John's ideas were groundbreaking. But preaching a new way of thought to the downtrodden poor in Roman-occupied Judea was a treasonous act of rebellion and he was in constant danger for his life. It was a time of great cruelty and bloodshed, where the Romans massacred groups of people they found along the Jordan, branding them cults and zealot rebels. Through his courage, John the Baptist altered human history and changed our way of thinking forever.

"The real heartbeat of our community was John when he emerged alone from the wilderness, and stood on a rise by the banks of the Jordan. He faced Jerusalem and delivered a simple message. His powerful, sonorous voice carried through the dry air of the valley up to the very gates of the City of Salt.

'Even war with Rome will not give us the freedom we seek. Purify your own souls by right action, and where the soul has gone the body will follow. All good souls are free.'" -The Wife of John the Baptist

The more I learned about John, the more intrigued I became. Because John the Baptist was a charismatic, passionate man, I became convinced that he must have had love in his life. So my research took a unique turn, I began to search for his wife.

I spent the next few months begging librarians in far away cities to loan me books that no one had checked out since the last century, and that arrived smelling of mildew and neglect. I spoke with history professors, experts on religion, rabbis and Christian ministers. What I found was that there was a strong likelihood that John was married, though there was no definitive proof either way.

One elderly theologian put it best, "John the Baptist was probably married. A 30-year-old man of the rabbi class would have been expected to marry so that a wife could keep him out of trouble! The cultural expectation placed on him to marry would have been very great. Besides, the practice of celibacy in the priesthood didn't come about until long after John was dead."

So I began sorting through the bare historical facts and limited details of John's life and filling in the blanks with 'the imagination of the possible.' In the end, the real reason I gave John the Baptist a wife was out of love and respect for the man he was.

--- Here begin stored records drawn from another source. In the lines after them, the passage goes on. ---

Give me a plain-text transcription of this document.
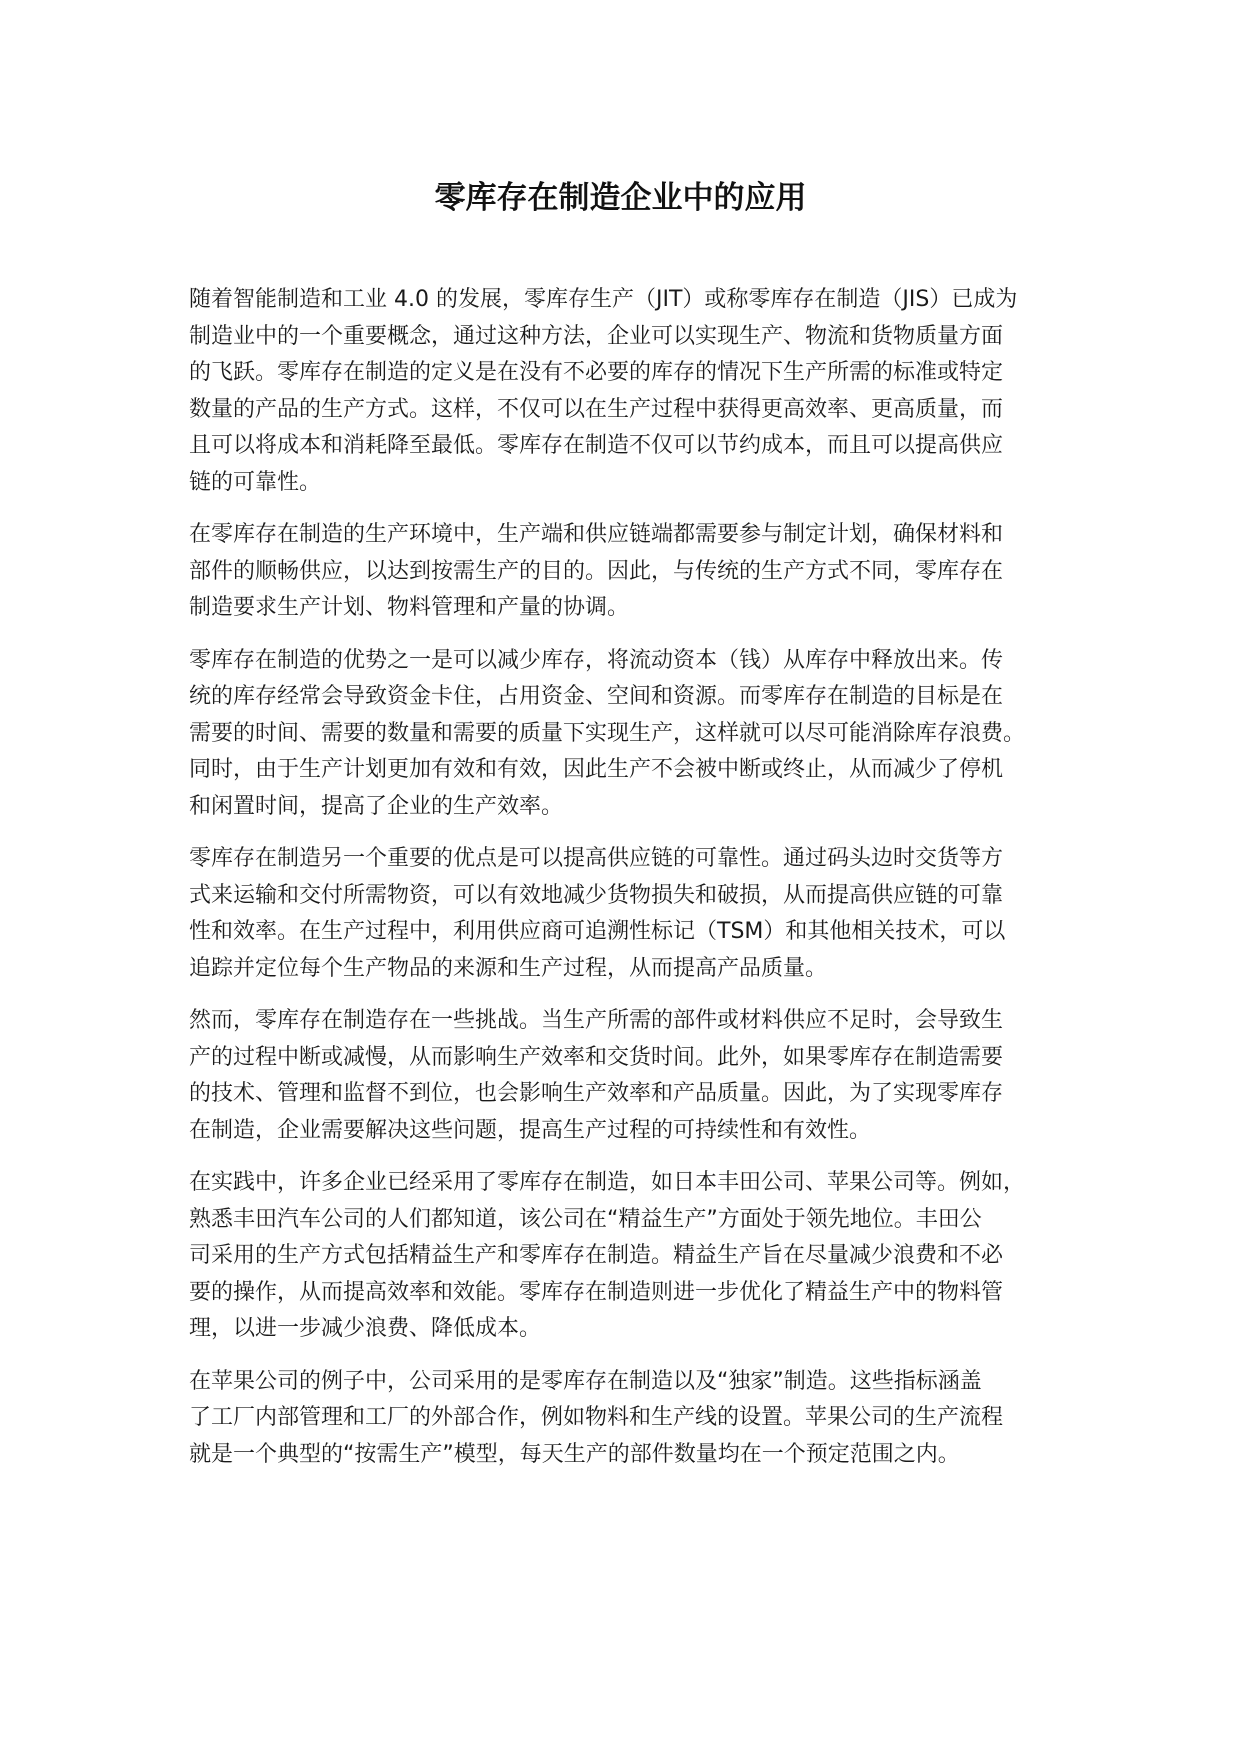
零库存在制造企业中的应用

随着智能制造和工业 4.0 的发展，零库存生产（JIT）或称零库存在制造（JIS）已成为
制造业中的一个重要概念，通过这种方法，企业可以实现生产、物流和货物质量方面
的飞跃。零库存在制造的定义是在没有不必要的库存的情况下生产所需的标准或特定
数量的产品的生产方式。这样，不仅可以在生产过程中获得更高效率、更高质量，而
且可以将成本和消耗降至最低。零库存在制造不仅可以节约成本，而且可以提高供应
链的可靠性。

在零库存在制造的生产环境中，生产端和供应链端都需要参与制定计划，确保材料和
部件的顺畅供应，以达到按需生产的目的。因此，与传统的生产方式不同，零库存在
制造要求生产计划、物料管理和产量的协调。

零库存在制造的优势之一是可以减少库存，将流动资本（钱）从库存中释放出来。传
统的库存经常会导致资金卡住，占用资金、空间和资源。而零库存在制造的目标是在
需要的时间、需要的数量和需要的质量下实现生产，这样就可以尽可能消除库存浪费。
同时，由于生产计划更加有效和有效，因此生产不会被中断或终止，从而减少了停机
和闲置时间，提高了企业的生产效率。

零库存在制造另一个重要的优点是可以提高供应链的可靠性。通过码头边时交货等方
式来运输和交付所需物资，可以有效地减少货物损失和破损，从而提高供应链的可靠
性和效率。在生产过程中，利用供应商可追溯性标记（TSM）和其他相关技术，可以
追踪并定位每个生产物品的来源和生产过程，从而提高产品质量。

然而，零库存在制造存在一些挑战。当生产所需的部件或材料供应不足时，会导致生
产的过程中断或减慢，从而影响生产效率和交货时间。此外，如果零库存在制造需要
的技术、管理和监督不到位，也会影响生产效率和产品质量。因此，为了实现零库存
在制造，企业需要解决这些问题，提高生产过程的可持续性和有效性。

在实践中，许多企业已经采用了零库存在制造，如日本丰田公司、苹果公司等。例如，
熟悉丰田汽车公司的人们都知道，该公司在“精益生产”方面处于领先地位。丰田公
司采用的生产方式包括精益生产和零库存在制造。精益生产旨在尽量减少浪费和不必
要的操作，从而提高效率和效能。零库存在制造则进一步优化了精益生产中的物料管
理，以进一步减少浪费、降低成本。

在苹果公司的例子中，公司采用的是零库存在制造以及“独家”制造。这些指标涵盖
了工厂内部管理和工厂的外部合作，例如物料和生产线的设置。苹果公司的生产流程
就是一个典型的“按需生产”模型，每天生产的部件数量均在一个预定范围之内。
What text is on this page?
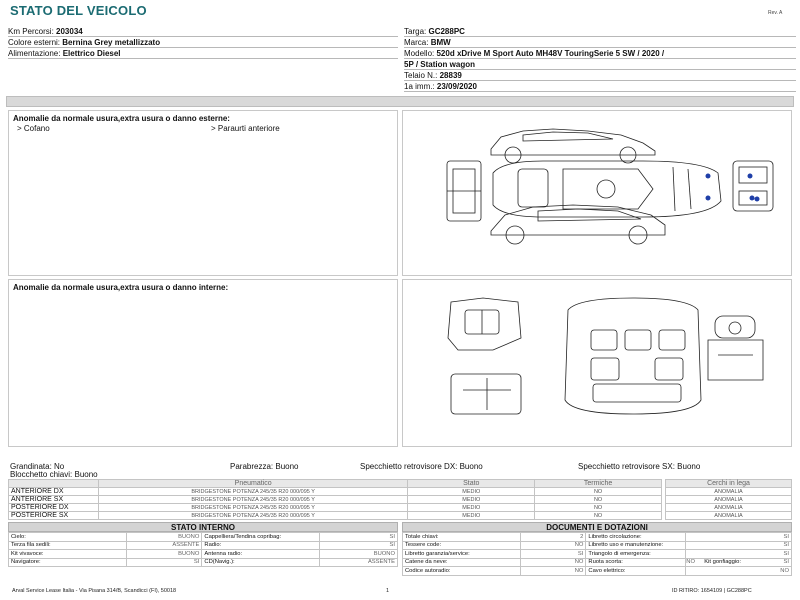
STATO DEL VEICOLO	Rev. A
Km Percorsi: 203034
Colore esterni: Bernina Grey metallizzato
Alimentazione: Elettrico Diesel
Targa: GC288PC
Marca: BMW
Modello: 520d xDrive M Sport Auto MH48V TouringSerie 5 SW / 2020 /
5P / Station wagon
Telaio N.: 28839
1a imm.: 23/09/2020
Anomalie da normale usura,extra usura o danno esterne:
> Cofano	> Paraurti anteriore
Anomalie da normale usura,extra usura o danno interne:
Grandinata: No	Parabrezza: Buono	Specchietto retrovisore DX: Buono	Specchietto retrovisore SX: Buono
Blocchetto chiavi: Buono
	Pneumatico	Stato	Termiche
ANTERIORE DX	BRIDGESTONE POTENZA 245/35 R20 000/095 Y	MEDIO	NO
ANTERIORE SX	BRIDGESTONE POTENZA 245/35 R20 000/095 Y	MEDIO	NO
POSTERIORE DX	BRIDGESTONE POTENZA 245/35 R20 000/095 Y	MEDIO	NO
POSTERIORE SX	BRIDGESTONE POTENZA 245/35 R20 000/095 Y	MEDIO	NO
Cerchi in lega
ANOMALIA
ANOMALIA
ANOMALIA
ANOMALIA
STATO INTERNO
Cielo:	BUONO	Cappelliera/Tendina copribag:	SI
Terza fila sedili:	ASSENTE	Radio:	SI
Kit vivavoce:	BUONO	Antenna radio:	BUONO
Navigatore:	SI	CD(Navig.):	ASSENTE
DOCUMENTI E DOTAZIONI
Totale chiavi:	2	Libretto circolazione:	SI
Tessere code:	NO	Libretto uso e manutenzione:	SI
Libretto garanzia/service:	SI	Triangolo di emergenza:	SI
Catene da neve:	NO	Ruota scorta:	NO Kit gonfiaggio: SI

Codice autoradio:	NO	Cavo elettrico:	NO
Arval Service Lease Italia - Via Pisana 314/B, Scandicci (FI), 50018	1	ID RITIRO: 1654109 | GC288PC
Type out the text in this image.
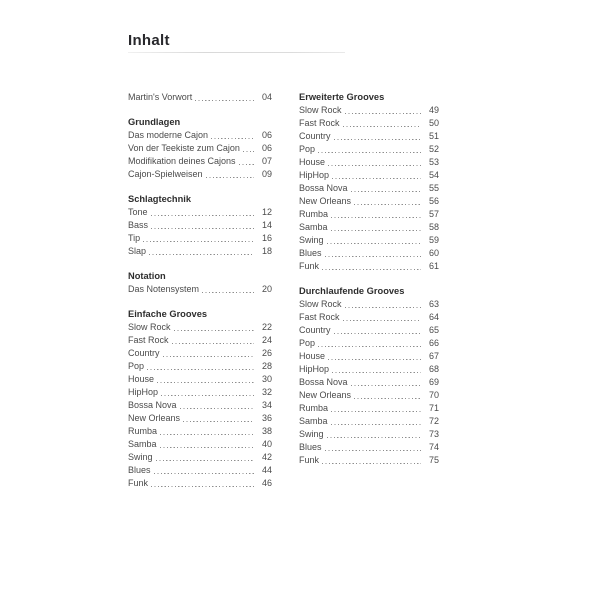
Inhalt
Martin's Vorwort	04
Grundlagen
Das moderne Cajon	06
Von der Teekiste zum Cajon	06
Modifikation deines Cajons	07
Cajon-Spielweisen	09
Schlagtechnik
Tone	12
Bass	14
Tip	16
Slap	18
Notation
Das Notensystem	20
Einfache Grooves
Slow Rock	22
Fast Rock	24
Country	26
Pop	28
House	30
HipHop	32
Bossa Nova	34
New Orleans	36
Rumba	38
Samba	40
Swing	42
Blues	44
Funk	46
Erweiterte Grooves
Slow Rock	49
Fast Rock	50
Country	51
Pop	52
House	53
HipHop	54
Bossa Nova	55
New Orleans	56
Rumba	57
Samba	58
Swing	59
Blues	60
Funk	61
Durchlaufende Grooves
Slow Rock	63
Fast Rock	64
Country	65
Pop	66
House	67
HipHop	68
Bossa Nova	69
New Orleans	70
Rumba	71
Samba	72
Swing	73
Blues	74
Funk	75
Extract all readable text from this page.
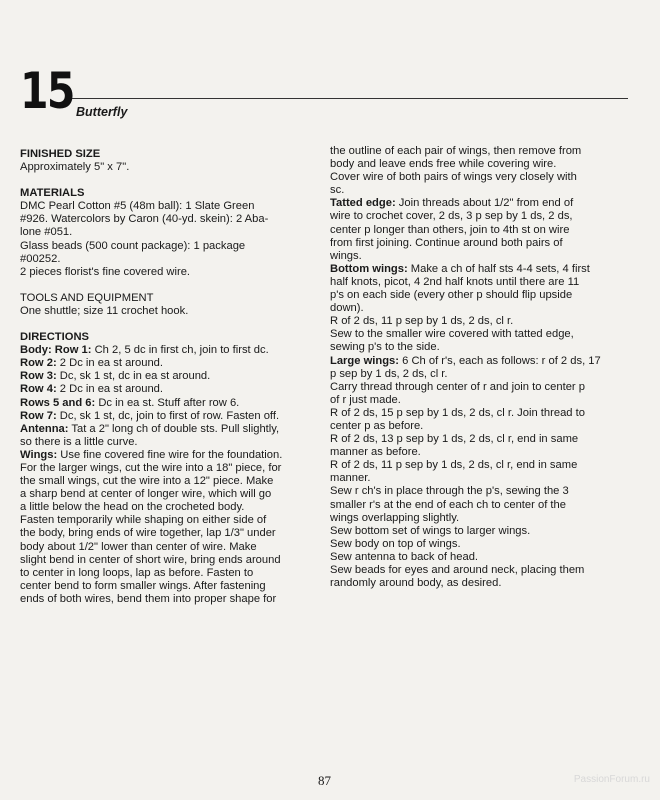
15 Butterfly
FINISHED SIZE
Approximately 5" x 7".
MATERIALS
DMC Pearl Cotton #5 (48m ball): 1 Slate Green
#926. Watercolors by Caron (40-yd. skein): 2 Aba-
lone #051.
Glass beads (500 count package): 1 package
#00252.
2 pieces florist's fine covered wire.
TOOLS AND EQUIPMENT
One shuttle; size 11 crochet hook.
DIRECTIONS
Body: Row 1: Ch 2, 5 dc in first ch, join to first dc.
Row 2: 2 Dc in ea st around.
Row 3: Dc, sk 1 st, dc in ea st around.
Row 4: 2 Dc in ea st around.
Rows 5 and 6: Dc in ea st. Stuff after row 6.
Row 7: Dc, sk 1 st, dc, join to first of row. Fasten off.
Antenna: Tat a 2" long ch of double sts. Pull slightly,
so there is a little curve.
Wings: Use fine covered fine wire for the foundation.
For the larger wings, cut the wire into a 18" piece, for
the small wings, cut the wire into a 12" piece. Make
a sharp bend at center of longer wire, which will go
a little below the head on the crocheted body.
Fasten temporarily while shaping on either side of
the body, bring ends of wire together, lap 1/3" under
body about 1/2" lower than center of wire. Make
slight bend in center of short wire, bring ends around
to center in long loops, lap as before. Fasten to
center bend to form smaller wings. After fastening
ends of both wires, bend them into proper shape for
the outline of each pair of wings, then remove from
body and leave ends free while covering wire.
Cover wire of both pairs of wings very closely with
sc.
Tatted edge: Join threads about 1/2" from end of
wire to crochet cover, 2 ds, 3 p sep by 1 ds, 2 ds,
center p longer than others, join to 4th st on wire
from first joining. Continue around both pairs of
wings.
Bottom wings: Make a ch of half sts 4-4 sets, 4 first
half knots, picot, 4 2nd half knots until there are 11
p's on each side (every other p should flip upside
down).
R of 2 ds, 11 p sep by 1 ds, 2 ds, cl r.
Sew to the smaller wire covered with tatted edge,
sewing p's to the side.
Large wings: 6 Ch of r's, each as follows: r of 2 ds, 17
p sep by 1 ds, 2 ds, cl r.
Carry thread through center of r and join to center p
of r just made.
R of 2 ds, 15 p sep by 1 ds, 2 ds, cl r. Join thread to
center p as before.
R of 2 ds, 13 p sep by 1 ds, 2 ds, cl r, end in same
manner as before.
R of 2 ds, 11 p sep by 1 ds, 2 ds, cl r, end in same
manner.
Sew r ch's in place through the p's, sewing the 3
smaller r's at the end of each ch to center of the
wings overlapping slightly.
Sew bottom set of wings to larger wings.
Sew body on top of wings.
Sew antenna to back of head.
Sew beads for eyes and around neck, placing them
randomly around body, as desired.
87	PassionForum.ru
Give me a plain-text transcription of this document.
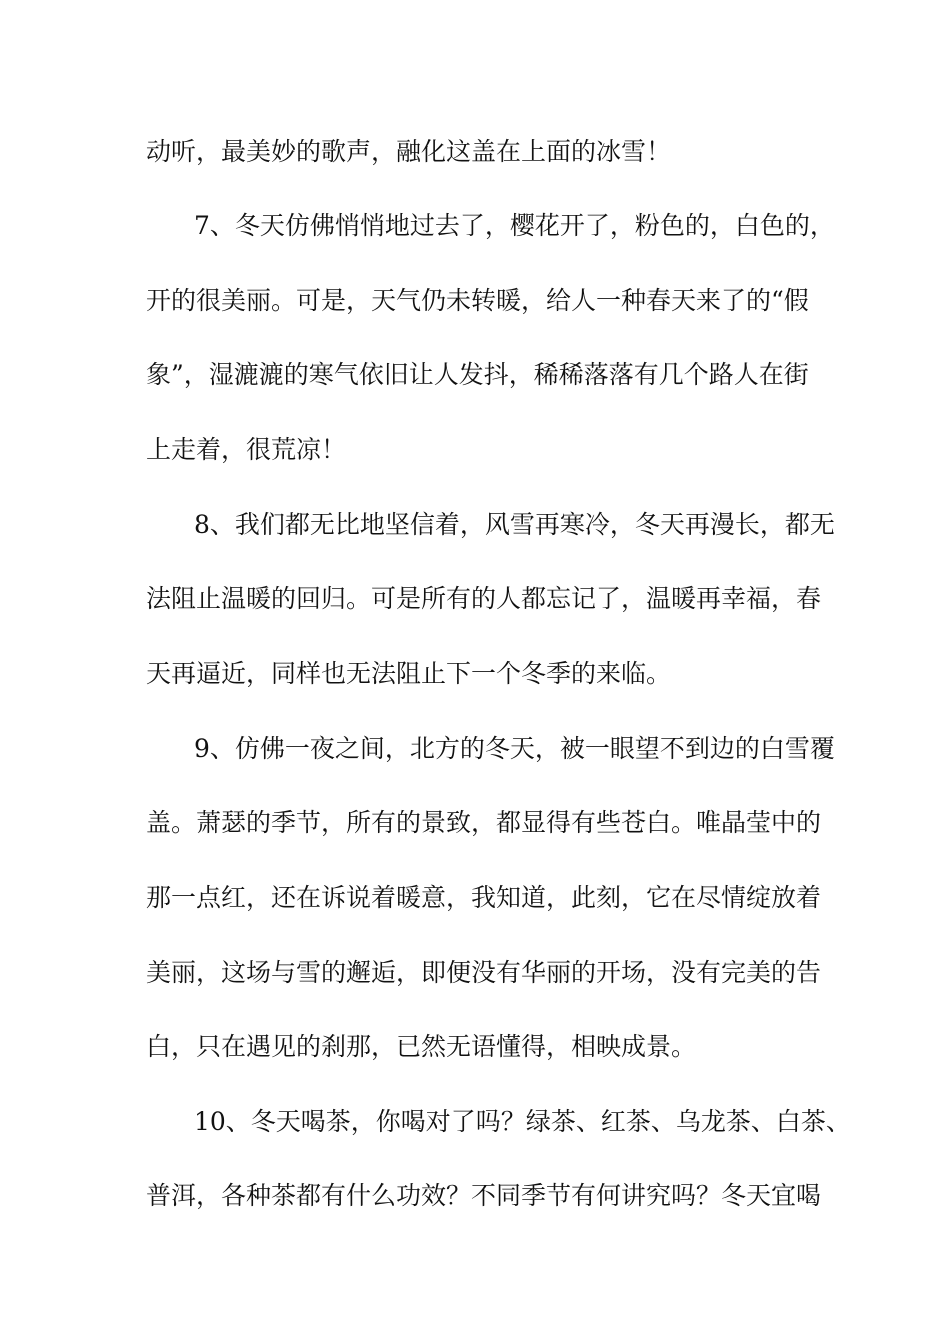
动听，最美妙的歌声，融化这盖在上面的冰雪！
7、冬天仿佛悄悄地过去了，樱花开了，粉色的，白色的，
开的很美丽。可是，天气仍未转暖，给人一种春天来了的“假
象”，湿漉漉的寒气依旧让人发抖，稀稀落落有几个路人在街
上走着，很荒凉！
8、我们都无比地坚信着，风雪再寒冷，冬天再漫长，都无
法阻止温暖的回归。可是所有的人都忘记了，温暖再幸福，春
天再逼近，同样也无法阻止下一个冬季的来临。
9、仿佛一夜之间，北方的冬天，被一眼望不到边的白雪覆
盖。萧瑟的季节，所有的景致，都显得有些苍白。唯晶莹中的
那一点红，还在诉说着暖意，我知道，此刻，它在尽情绽放着
美丽，这场与雪的邂逅，即便没有华丽的开场，没有完美的告
白，只在遇见的刹那，已然无语懂得，相映成景。
10、冬天喝茶，你喝对了吗？绿茶、红茶、乌龙茶、白茶、
普洱，各种茶都有什么功效？不同季节有何讲究吗？冬天宜喝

It was also out of the belief that he deserved a helpmate to stand with him through his short, dangerous and tumultuous life. From the standpoint of a fiction writer, his wife became a character to bear witness and tell his tragic tale. Who better to describe John than the wife who loved and understood him.

"The first time I saw John, I noticed that he was taller than most men, like a king with unruly black hair and a beard. He had the dark, sculpted body of a slave and a poor man's gray robe, but he wasn't at work in the marketplace. He was watching goods being unloaded for the market, just as we were. He was a stranger yet he spoke with people easily, as if he had met them before and was getting reacquainted. He had large hands, yet he never gestured when he spoke like other men did. What surprised us most was that he had the beautiful, dark eyes of a wild girl.

He never noticed us, even though we stared at him for a long time. I knew I should not be looking at him, but he was very handsome so I covered my face with my veil and continued to stare. When he moved away from the crowds, he picked up a bundle and a staff, both common symbols of an itinerant follower of the Greek tradition. And on that first day, I mistook him for a poor philosopher." -The Wife of John the Baptist

The novel I intended to write turned out very differently. Instead The Wife of John the Baptist became an intimate portrayal of a marriage set in one of the most difficult times in human history. It is a tribute to the timeless and unshakable love that triumphs when all else is lost.